Le texte de Gesine Dackwart est constitué de monologues qui se hasardent parfois hors du for intérieur, débouchent presque, çà et là, sur des dialogues, que leurs protagonistes interrompent cependant au moment décisif par peur d'être déçu. Le cul entre deux chaises, entre les îles de l'emploi, sur la mer agitée du temps, il reste beaucoup de place pour les associations d'idées, mais aussi pour une dynamique hypersensible entre le silence aux accents songeurs, l'activité frénétique et les crises d'hystérie. La tristesse se dissimule dans l'alternance entre la frustration et les petites victoires. Mais elle guette dans les têtes - l'esprit bloqué, comme usé par les banalités. Il y a longtemps qu'il ne s'agit plus du pain quotidien, au sens originel. On écrit cinq histoires quotidiennes solitaires sur le combat pour la confiance en soi et le succès, bien que l'on sache combien sont absurdes les prestations de service que l'on fournit, et jusqu'à sa propre existence.

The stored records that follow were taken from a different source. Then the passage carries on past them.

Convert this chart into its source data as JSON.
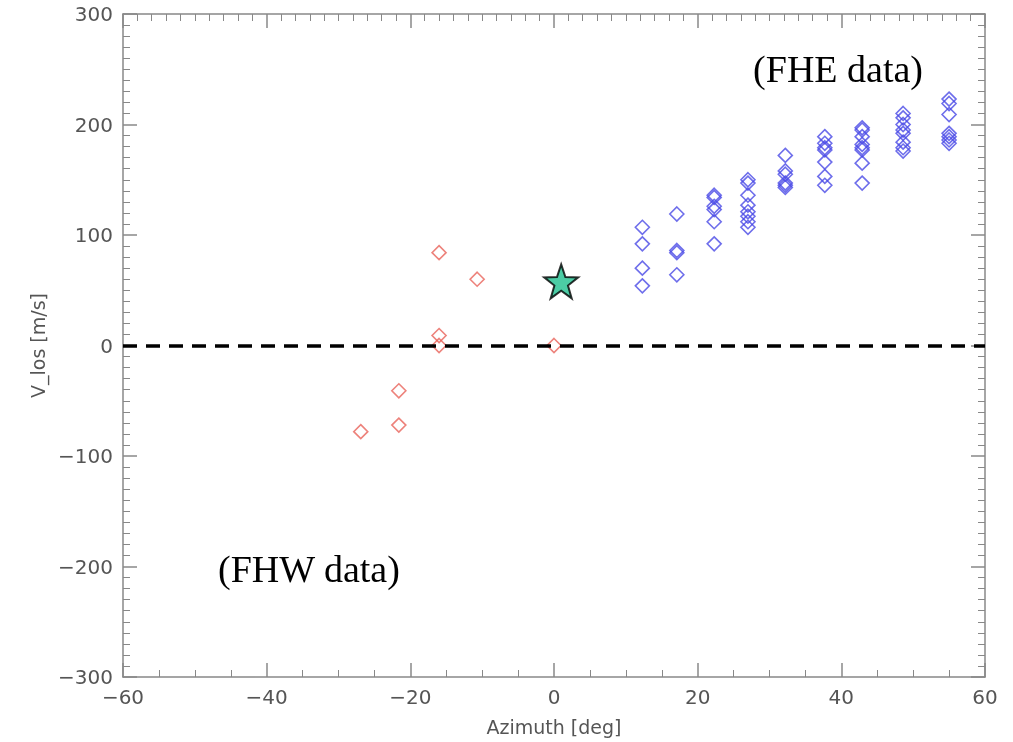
{
  "chart_data": {
    "type": "scatter",
    "xlabel": "Azimuth [deg]",
    "ylabel": "V_los [m/s]",
    "annotations": [
      "(FHE data)",
      "(FHW data)"
    ],
    "xlim": [
      -60,
      60
    ],
    "xticks": [
      -60,
      -40,
      -20,
      0,
      20,
      40,
      60
    ],
    "ylim": [
      -300,
      300
    ],
    "yticks": [
      -300,
      -200,
      -100,
      0,
      100,
      200,
      300
    ],
    "ref_lines": [
      {
        "axis": "y",
        "value": 0,
        "color": "#000000",
        "line_style": "dashed"
      }
    ],
    "series": [
      {
        "color": "#e8635a",
        "marker": "diamond",
        "x": [
          -26.9,
          -21.6,
          -21.6,
          -16,
          -16,
          -16,
          -10.7,
          0
        ],
        "values": [
          -78,
          -41,
          -72,
          84,
          9,
          0,
          60,
          0
        ]
      },
      {
        "color": "#4a4ae6",
        "marker": "diamond",
        "x": [
          12.3,
          12.3,
          12.3,
          12.3,
          17.1,
          17.1,
          17.1,
          17.1,
          22.3,
          22.3,
          22.3,
          22.3,
          22.3,
          22.3,
          27,
          27,
          27,
          27,
          27,
          27,
          27,
          27,
          32.2,
          32.2,
          32.2,
          32.2,
          32.2,
          32.2,
          37.7,
          37.7,
          37.7,
          37.7,
          37.7,
          37.7,
          37.7,
          42.9,
          42.9,
          42.9,
          42.9,
          42.9,
          42.9,
          42.9,
          42.9,
          48.6,
          48.6,
          48.6,
          48.6,
          48.6,
          48.6,
          48.6,
          48.6,
          55,
          55,
          55,
          55,
          55,
          55,
          55
        ],
        "values": [
          107,
          92,
          70,
          54,
          119,
          86,
          84,
          64,
          136,
          134,
          126,
          123,
          112,
          92,
          150,
          147,
          136,
          127,
          121,
          117,
          112,
          107,
          172,
          158,
          155,
          147,
          145,
          143,
          189,
          183,
          179,
          177,
          166,
          153,
          145,
          197,
          195,
          189,
          182,
          179,
          177,
          165,
          147,
          210,
          206,
          200,
          195,
          192,
          184,
          179,
          176,
          223,
          219,
          209,
          192,
          189,
          186,
          183
        ]
      },
      {
        "color": "#1fbf8f",
        "marker": "star",
        "x": [
          1
        ],
        "values": [
          58
        ]
      }
    ]
  }
}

Gesine Dackwart a mêlé dans une composition cinq voix sur les petits boulots et les carrières, sur les salaires de la peur et les raisons pour lesquelles on les dépense, par exemple pour les baumes qui apaisent le vide et la solitude, que ce soit avec du travail ou sans. Le plus souvent, ils sont introvertis jusqu'à l'autisme, parfois froids et distants, parlant d'eux à la troisième personne du singulier, d'autres fois, rarement, ils utilisent le mode du dialogue timide. Si autant de musicalité légère et d'esprit du langage n'entraient pas en jeu, il en ressortirait peut-être un tableau effroyable et déchirant des âmes qui s'asservissent elles-mêmes sous le capitalisme.